Given the high-profile nature of the investigation and the extensive oversight by FBI headquarters over both the Pittsburgh and the Delaware FBI offices, Wray’s stated lack of knowledge about the FD-1023 until recently suggests someone was burying that damning report.
One would hope Wray’s response would be outrage, but the FBI director seemed unbothered.
Worse still, when it came time to answer Grassley’s second question concerning what investigative steps the FBI had taken in response to the CHS’s reporting, the FBI director implied that Brady’s office was responsible for investigating the FD-1023 and had ended the investigation by closing out the assessment.
Regarding that assessment being run out of Pittsburgh, Wray testified, it was “my understanding … that there was agreement among the team about what steps needed to be taken, and with the closing of that assessment.”
This response wrongly suggests that the failure to investigate the FD-1023 somehow is the fault of the former U.S. attorney and that the “closing of that assessment” ended the matter.
But as The Federalist previously reported, Brady testified before the House Judiciary Committee that the Pittsburgh office had corroborated several details contained in the FD-1023 but lacked the authority to take further investigative steps. Instead, Brady’s team provided the Delaware U.S. attorney’s office with the FD-1023, and Brady’s lead assistant U.S. attorney briefed the Delaware office about it.

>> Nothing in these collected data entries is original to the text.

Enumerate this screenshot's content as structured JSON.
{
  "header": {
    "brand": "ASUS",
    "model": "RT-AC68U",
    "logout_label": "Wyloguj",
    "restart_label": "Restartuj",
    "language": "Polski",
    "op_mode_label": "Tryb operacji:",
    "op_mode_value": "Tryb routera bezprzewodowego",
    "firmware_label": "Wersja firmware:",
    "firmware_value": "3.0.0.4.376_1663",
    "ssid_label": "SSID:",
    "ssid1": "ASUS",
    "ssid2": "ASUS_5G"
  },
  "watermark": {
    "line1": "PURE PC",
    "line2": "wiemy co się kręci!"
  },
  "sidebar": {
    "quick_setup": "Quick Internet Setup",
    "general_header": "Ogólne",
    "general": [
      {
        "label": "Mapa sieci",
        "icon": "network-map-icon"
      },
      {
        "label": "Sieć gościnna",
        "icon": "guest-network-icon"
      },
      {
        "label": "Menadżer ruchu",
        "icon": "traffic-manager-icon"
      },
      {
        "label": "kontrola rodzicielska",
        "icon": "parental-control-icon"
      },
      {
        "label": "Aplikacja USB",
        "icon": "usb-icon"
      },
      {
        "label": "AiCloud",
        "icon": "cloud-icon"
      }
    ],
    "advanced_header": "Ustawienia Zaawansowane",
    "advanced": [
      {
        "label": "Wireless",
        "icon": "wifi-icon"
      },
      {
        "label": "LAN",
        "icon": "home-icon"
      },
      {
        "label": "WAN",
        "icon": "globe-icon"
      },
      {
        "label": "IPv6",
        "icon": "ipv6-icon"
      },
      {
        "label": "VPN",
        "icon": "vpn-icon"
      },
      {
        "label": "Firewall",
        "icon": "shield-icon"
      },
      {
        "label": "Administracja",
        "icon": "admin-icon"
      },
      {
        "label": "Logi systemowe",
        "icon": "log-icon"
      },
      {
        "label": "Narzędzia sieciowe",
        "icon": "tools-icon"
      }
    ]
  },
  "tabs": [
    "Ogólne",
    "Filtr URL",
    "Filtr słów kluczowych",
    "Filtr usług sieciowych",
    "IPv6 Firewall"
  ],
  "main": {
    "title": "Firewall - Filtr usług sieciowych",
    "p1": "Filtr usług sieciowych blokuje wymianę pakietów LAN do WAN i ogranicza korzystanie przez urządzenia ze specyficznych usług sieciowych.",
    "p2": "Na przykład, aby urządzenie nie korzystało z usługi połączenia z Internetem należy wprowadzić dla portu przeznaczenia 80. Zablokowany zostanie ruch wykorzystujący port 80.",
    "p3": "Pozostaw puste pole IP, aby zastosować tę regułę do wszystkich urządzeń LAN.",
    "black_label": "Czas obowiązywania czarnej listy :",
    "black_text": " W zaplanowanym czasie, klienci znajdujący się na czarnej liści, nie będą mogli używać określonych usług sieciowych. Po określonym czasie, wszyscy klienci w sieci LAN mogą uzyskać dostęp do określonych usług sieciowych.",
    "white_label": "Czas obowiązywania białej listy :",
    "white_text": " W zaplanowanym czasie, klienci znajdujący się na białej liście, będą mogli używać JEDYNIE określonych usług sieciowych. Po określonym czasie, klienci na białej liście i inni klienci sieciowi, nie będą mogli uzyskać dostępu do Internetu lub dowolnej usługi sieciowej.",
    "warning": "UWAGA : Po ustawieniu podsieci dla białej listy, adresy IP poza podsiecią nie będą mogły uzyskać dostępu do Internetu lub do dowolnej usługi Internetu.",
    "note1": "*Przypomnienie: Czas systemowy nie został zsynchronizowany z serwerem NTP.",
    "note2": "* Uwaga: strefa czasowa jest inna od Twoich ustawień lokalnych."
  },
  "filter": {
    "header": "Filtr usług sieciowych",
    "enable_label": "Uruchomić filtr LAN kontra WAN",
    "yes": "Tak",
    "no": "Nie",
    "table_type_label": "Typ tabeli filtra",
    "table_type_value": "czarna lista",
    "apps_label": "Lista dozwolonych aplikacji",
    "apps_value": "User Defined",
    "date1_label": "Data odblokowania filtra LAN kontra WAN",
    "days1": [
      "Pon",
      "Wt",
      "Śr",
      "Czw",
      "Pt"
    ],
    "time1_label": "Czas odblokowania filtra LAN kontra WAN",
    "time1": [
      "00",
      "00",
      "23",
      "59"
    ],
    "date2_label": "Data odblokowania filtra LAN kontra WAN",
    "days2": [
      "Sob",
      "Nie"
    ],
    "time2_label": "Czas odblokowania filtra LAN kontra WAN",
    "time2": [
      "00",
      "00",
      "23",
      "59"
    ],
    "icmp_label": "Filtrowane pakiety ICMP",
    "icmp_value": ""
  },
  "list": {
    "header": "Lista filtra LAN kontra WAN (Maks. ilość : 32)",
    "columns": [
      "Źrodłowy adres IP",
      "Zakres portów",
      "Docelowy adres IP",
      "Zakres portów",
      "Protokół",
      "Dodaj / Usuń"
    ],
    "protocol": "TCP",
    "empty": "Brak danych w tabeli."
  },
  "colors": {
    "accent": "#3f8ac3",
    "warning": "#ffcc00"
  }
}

Among other things, the Pittsburgh lead assistant U.S. attorney told the head Delaware prosecutor on the Hunter Biden investigation that the FD-1023 “was from a credible CHS that had a history with the FBI, and that it was not derived from any of the information from Mr. Giuliani.” Further, in briefing the Delaware U.S. attorney’s office, Brady’s team confirmed that they believed the FD-1023 had indicia of credibility that merited further investigation.
The lead lawyer from the Pittsburgh U.S. attorney’s office also made “recommendations about possible investigative avenues that we would recommend that they take,” Brady said. When the House Judiciary Committee pushed Brady on this point, he confirmed that as part of the briefing, his office recommended certain actions, but he did not elaborate on the recommendations.
Brady further testified that the FBI closed its assessment because the agents had finished assisting him in the screening of the Ukrainian evidence and that the FD-1023 was sent to Delaware for further investigation.
Wray’s raising of the closing of the assessment in Pittsburgh in response to Grassley’s question about what steps the FBI took to investigate the FD-1023 was a clear effort to misdirect his audience. It was an irrelevant reference that ignored Grassley’s core question, which concerned what Delaware did once it received the FD-1023.
The FBI director opting for misdirection instead of transparency suggests he knows precisely what the bureau did in response to evidence implicating the Bidens in a bribery scandal: nothing.